秦敘白的表情凝固住了,一言不發,宇文爍試探性的偷看了他一眼,只一眼,秦敘白這臉色冷的他實在是不得不低下頭。
秦敘白沉默著不知道在想些什麼,秦淮嘴賤嗎?從某種程度上來說,確實也是挺賤的。
宇文爍只覺得營帳內氛圍怪的讓人實在難受,半年裡,他從沒和秦敘白提過這些,他對秦敘白的印象只在於外公偶爾的感嘆以及盛壇的盛況,對於自己爹娘……外公則是徹底閉口不談,他也無人可問。
後來真的見到秦敘白了,他好像就真的不知道該問什麼了,他這個小叔叔看上去也並不像外公說的那般……溫和?
反正自己這個小叔叔只主動跟自己說過兩次話,一次是問他是不是宇文爍,還有一次就是問半年前在岷珠山前的驛點裡救了哪些人。

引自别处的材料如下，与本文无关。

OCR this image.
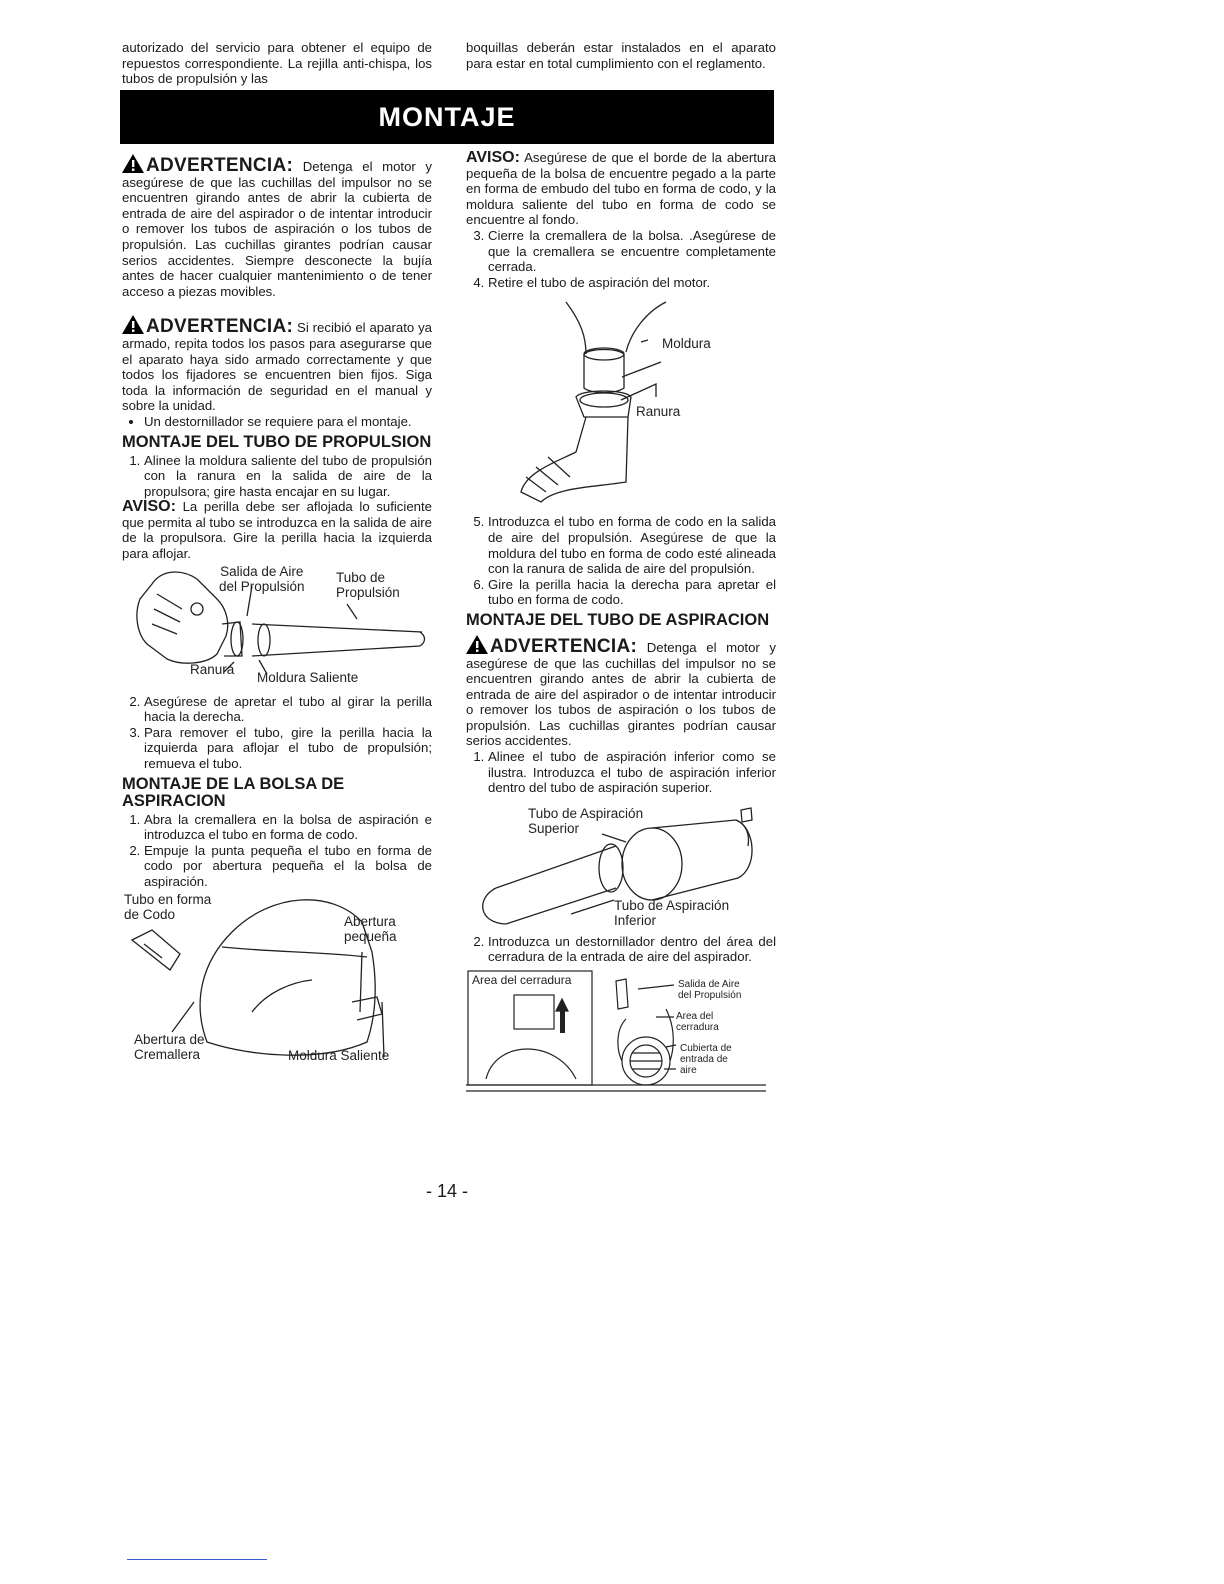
autorizado del servicio para obtener el equipo de repuestos correspondiente. La rejilla anti-chispa, los tubos de propulsión y las

boquillas deberán estar instalados en el aparato para estar en total cumplimiento con el reglamento.

MONTAJE

ADVERTENCIA: Detenga el motor y asegúrese de que las cuchillas del impulsor no se encuentren girando antes de abrir la cubierta de entrada de aire del aspirador o de intentar introducir o remover los tubos de aspiración o los tubos de propulsión. Las cuchillas girantes podrían causar serios accidentes. Siempre desconecte la bujía antes de hacer cualquier mantenimiento o de tener acceso a piezas movibles.

ADVERTENCIA: Si recibió el aparato ya armado, repita todos los pasos para asegurarse que el aparato haya sido armado correctamente y que todos los fijadores se encuentren bien fijos. Siga toda la información de seguridad en el manual y sobre la unidad.

• Un destornillador se requiere para el montaje.
MONTAJE DEL TUBO DE PROPULSION
1. Alinee la moldura saliente del tubo de propulsión con la ranura en la salida de aire de la propulsora; gire hasta encajar en su lugar.

AVISO: La perilla debe ser aflojada lo suficiente que permita al tubo se introduzca en la salida de aire de la propulsora. Gire la perilla hacia la izquierda para aflojar.

Salida de Aire
del Propulsión
Tubo de
Propulsión
Ranura
Moldura Saliente
2. Asegúrese de apretar el tubo al girar la perilla hacia la derecha.
3. Para remover el tubo, gire la perilla hacia la izquierda para aflojar el tubo de propulsión; remueva el tubo.
MONTAJE DE LA BOLSA DE ASPIRACION
1. Abra la cremallera en la bolsa de aspiración e introduzca el tubo en forma de codo.
2. Empuje la punta pequeña el tubo en forma de codo por abertura pequeña el la bolsa de aspiración.
Tubo en forma
de Codo	Abertura
pequeña
Abertura de
Cremallera	Moldura Saliente

AVISO: Asegúrese de que el borde de la abertura pequeña de la bolsa de encuentre pegado a la parte en forma de embudo del tubo en forma de codo, y la moldura saliente del tubo en forma de codo se encuentre al fondo.

3. Cierre la cremallera de la bolsa. .Asegúrese de que la cremallera se encuentre completamente cerrada.
4. Retire el tubo de aspiración del motor.
Moldura
Ranura
5. Introduzca el tubo en forma de codo en la salida de aire del propulsión. Asegúrese de que la moldura del tubo en forma de codo esté alineada con la ranura de salida de aire del propulsión.
6. Gire la perilla hacia la derecha para apretar el tubo en forma de codo.
MONTAJE DEL TUBO DE ASPIRACION

ADVERTENCIA: Detenga el motor y asegúrese de que las cuchillas del impulsor no se encuentren girando antes de abrir la cubierta de entrada de aire del aspirador o de intentar introducir o remover los tubos de aspiración o los tubos de propulsión. Las cuchillas girantes podrían causar serios accidentes.

1. Alinee el tubo de aspiración inferior como se ilustra. Introduzca el tubo de aspiración inferior dentro del tubo de aspiración superior.
Tubo de Aspiración
Superior
Tubo de Aspiración
Inferior
2. Introduzca un destornillador dentro del área del cerradura de la entrada de aire del aspirador.
Area del cerradura	Salida de Aire
del Propulsión
Area del
cerradura
Cubierta de
entrada de
aire
- 14 -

至於宇文爍自己,有的時候倒是想和他說話,但他看上去並不是很喜歡說話,加之秦敘白治軍手段實在是狠辣至極,宇文爍也不知是怎的,血脈里莫名其妙的對秦敘白產生了一絲恐懼。
「你爹的嘴對你和你娘不賤。」
宇文爍愣住,他抬起頭看向依舊冷著一張臉的秦敘白,他小心翼翼開口道:「那我爹和您一樣嚴厲嗎?」
秦敘白平淡道:「他不嚴厲,他喜歡糖一樣的教育。」
「糖一樣的教育?」宇文爍有點兒沒明白。
「甜。」
宇文爍心裡有點震撼,他還以為他爹要麼是外公似的慈祥要麼就是小叔叔一樣的魔鬼,糖一樣的教育……是什麼樣子的?
「我爹對我……有什麼期望嗎?」
「不知道。」秦敘白回憶著過去,秦淮確實沒和自己說過這點。
宇文爍繼續問道:「那我娘呢?」
「不知道。」
宇文爍撇了撇嘴,近乎是無聲嘟囔道:「什麼都不知道……」
秦敘白睨了他一眼,道:「你可以問點我知道的。」
我哪兒知道你知道什麼?不是!這都聽得見?!這怕不是真的魔鬼啊!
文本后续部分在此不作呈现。